In 2011, Pillai bought Leela Resorts, Leela Group’s Kovalam beach property in Kerala, for about Rs 500 crore. CPK Nair, the chairman of Leela Palaces, Hotels and Resorts, says that he is very fond of Pillai. They first met in 2010. “I had never heard about him. I saw him for the first time when I was getting the Padma Bhushan. He was getting the Padma Shri and had come with around 100 people to collect the award,” says Nair. A year later, Nair found himself in trouble. His company, Leela Venture, had accumulated debt of Rs 3,830 crore at the end of FY11 owing to capital expenditure of over Rs 4,000 crore. He needed to reduce debt urgently. The idea of putting the Kovalam property on the block was on his mind but it was a prized possession—he wasn’t willing to sell it cheap.

But the word was out. In July 2011, Pillai approached Nair to buy the property. Pillai says that each time he visited Kerala, he was disappointed at the quality of hotels there. “That’s why I wanted my own hotel to stay in with my friends and family.

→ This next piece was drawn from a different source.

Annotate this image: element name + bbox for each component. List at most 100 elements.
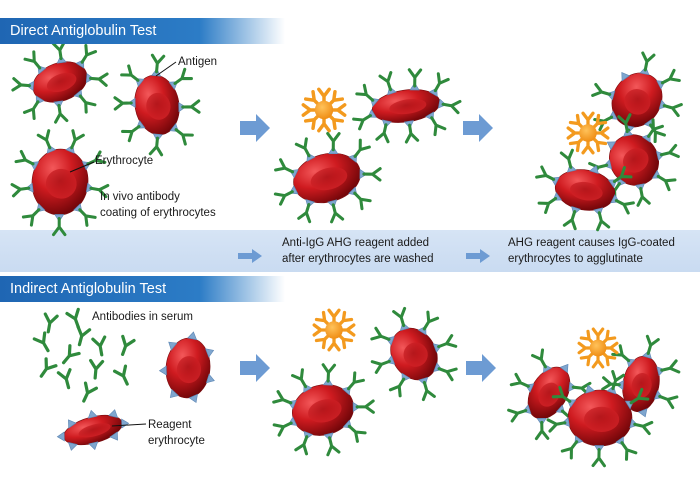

And I love the sea,” he says. He met Nair in his office in Mumbai and the two agreed on a deal. “While I was initially hesitant, I sold the property to him because he gave me a fair price. We still manage that property for him,” says Nair.

Pillai is obviously aware of his success. But, at 60, he also knows that there is only so much he can do. For more, he has pinned his hopes on his children. His son, Ganesh Ravi Pillai, who has worked with Citibank and has enrolled for his MBA at IE Business School in Spain, will join him next year. “I am also looking forward to my daughter [Dr Aarathi Ravi Pillai], who’s a doctor, joining the business. They will drive things,” he says.

They have big shoes to fill and bigger dreams to fulfill. Their father aspires to double his existing business (turnover) over the next three years. But, while he waits for them to join, he isn’t resting either. “There is still a lot of potential in different parts of the Middle East. We are growing in Africa and India,” he says. “I am travelling all the time, looking for new opportunities.”